If the "purge" option is selected, all transcripts which do not pass the minimum requirements will be excluded. This option can factively lead to the loss of whole loci, if they contain only low-quality transcripts.
GTF output is not supported, as the output is more hierarchical than what is supportable in a GTF file.
##Scoring transcripts
###Available metrics Metrics are defined into a text file, "metrics.txt". Each of them is defined as a property inside the "transcript" class. The documentation for each of them can be generated with the utility "generate_metric_docs.py" inside the util folder.
###Defining new metrics For the program to be able to use a novel metric, it must be implemented as a Metric inside the transcript class.

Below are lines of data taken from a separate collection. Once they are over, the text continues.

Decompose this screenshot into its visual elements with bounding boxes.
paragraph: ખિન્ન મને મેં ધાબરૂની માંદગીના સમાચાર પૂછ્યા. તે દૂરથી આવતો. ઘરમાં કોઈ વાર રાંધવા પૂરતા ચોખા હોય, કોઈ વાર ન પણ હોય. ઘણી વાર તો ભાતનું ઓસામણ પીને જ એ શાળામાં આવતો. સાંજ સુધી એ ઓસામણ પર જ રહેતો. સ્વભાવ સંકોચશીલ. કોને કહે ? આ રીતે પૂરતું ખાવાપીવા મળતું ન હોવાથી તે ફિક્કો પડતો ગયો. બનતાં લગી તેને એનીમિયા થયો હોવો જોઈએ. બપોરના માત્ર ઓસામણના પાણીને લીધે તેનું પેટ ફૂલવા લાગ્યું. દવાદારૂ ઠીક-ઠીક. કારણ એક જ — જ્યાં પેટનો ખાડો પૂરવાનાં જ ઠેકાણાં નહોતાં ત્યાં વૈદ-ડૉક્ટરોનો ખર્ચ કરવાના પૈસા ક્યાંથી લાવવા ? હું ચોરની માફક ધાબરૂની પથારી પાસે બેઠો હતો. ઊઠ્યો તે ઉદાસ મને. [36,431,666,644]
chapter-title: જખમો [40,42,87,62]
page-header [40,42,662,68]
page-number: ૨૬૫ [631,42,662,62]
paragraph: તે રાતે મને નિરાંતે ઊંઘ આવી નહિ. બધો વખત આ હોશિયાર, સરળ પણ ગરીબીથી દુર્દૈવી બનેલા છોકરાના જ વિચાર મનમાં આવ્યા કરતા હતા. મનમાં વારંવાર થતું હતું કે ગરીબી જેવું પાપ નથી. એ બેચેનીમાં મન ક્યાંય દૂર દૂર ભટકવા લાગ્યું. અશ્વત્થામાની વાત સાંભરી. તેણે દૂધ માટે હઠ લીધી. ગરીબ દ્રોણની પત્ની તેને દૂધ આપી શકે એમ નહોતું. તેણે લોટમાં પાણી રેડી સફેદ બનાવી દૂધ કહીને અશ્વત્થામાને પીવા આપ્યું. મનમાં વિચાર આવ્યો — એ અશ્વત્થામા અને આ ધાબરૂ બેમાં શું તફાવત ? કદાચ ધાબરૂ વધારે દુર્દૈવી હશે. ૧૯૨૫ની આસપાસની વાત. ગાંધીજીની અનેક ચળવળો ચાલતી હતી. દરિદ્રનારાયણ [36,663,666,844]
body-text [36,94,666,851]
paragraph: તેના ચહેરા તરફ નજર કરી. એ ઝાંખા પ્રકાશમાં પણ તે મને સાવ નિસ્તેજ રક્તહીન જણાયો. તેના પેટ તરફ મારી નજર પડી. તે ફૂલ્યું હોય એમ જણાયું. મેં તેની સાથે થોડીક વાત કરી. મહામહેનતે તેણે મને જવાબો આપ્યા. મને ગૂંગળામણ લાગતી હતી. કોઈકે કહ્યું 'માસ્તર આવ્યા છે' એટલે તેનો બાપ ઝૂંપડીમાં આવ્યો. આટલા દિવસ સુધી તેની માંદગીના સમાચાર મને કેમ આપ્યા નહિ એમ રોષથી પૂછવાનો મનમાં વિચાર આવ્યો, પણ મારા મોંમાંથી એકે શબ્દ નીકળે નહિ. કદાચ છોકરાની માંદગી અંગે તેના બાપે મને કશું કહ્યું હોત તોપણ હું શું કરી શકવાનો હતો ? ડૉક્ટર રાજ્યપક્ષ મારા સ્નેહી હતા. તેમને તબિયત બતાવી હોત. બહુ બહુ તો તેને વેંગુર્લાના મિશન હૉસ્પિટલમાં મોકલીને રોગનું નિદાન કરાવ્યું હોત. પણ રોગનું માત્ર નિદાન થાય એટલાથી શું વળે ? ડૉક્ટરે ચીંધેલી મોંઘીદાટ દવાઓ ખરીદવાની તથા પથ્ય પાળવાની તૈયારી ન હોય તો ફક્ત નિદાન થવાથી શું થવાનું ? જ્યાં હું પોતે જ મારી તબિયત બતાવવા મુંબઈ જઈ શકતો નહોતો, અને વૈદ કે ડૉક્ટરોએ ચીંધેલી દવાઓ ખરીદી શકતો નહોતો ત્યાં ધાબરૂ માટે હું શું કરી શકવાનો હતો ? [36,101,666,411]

The "Metric" class is an alias of "property", and therefore metrics are coded as properties would:
@Metric
def my_metric(self):
return self.__my_metric
@my_metric.setter
def my_metric(self,value):
self.__my_metric = value
If the metric is relative to other transcripts in the locus (e.g. retained introns), it must still be implemented as above, but its value must be set by the "calculate_metrics" method in the sublocus/monosublocus_holder class.
##Scoring configuration At each selection stage, the best transcript for the span is selected according to user-defined criteria, supplied through a JSON file.Each metric must be specified in the "parameters" head field of the JSON configuration. For each parameter, it is possible to specify the following:
*"multiplier" A number by which the metrics will be multiplied to get the final score. *"rescaling" This key controls the rescaling performed to calculate the score: *"max" *"min" *"target"
Each parameter will have a score assigned which varies from 0 to 1. If the "target" rescaling is selected, it is mandatory to specify a "value" keyword. For details, see RAMPART supporting material (section 2, page3)
Moreover, for each parameter it is possible to configure a "filter", i.e. boundaries after which the score for this parameter is set automatically to 0 (e.g. a 3'UTR total length over 2.5 kbps). Each "filter" subfield must contain the following:
- "operator": one of
- "eq": equal to
- "ne": different from
- "gt": greater than
- "ge": greater than or equal to
- "lt": less than
- "le": less than or equal to
- "in": value in array of valid values
- "not in": value not in array of invalid values
The comparisons are always made against the reference value.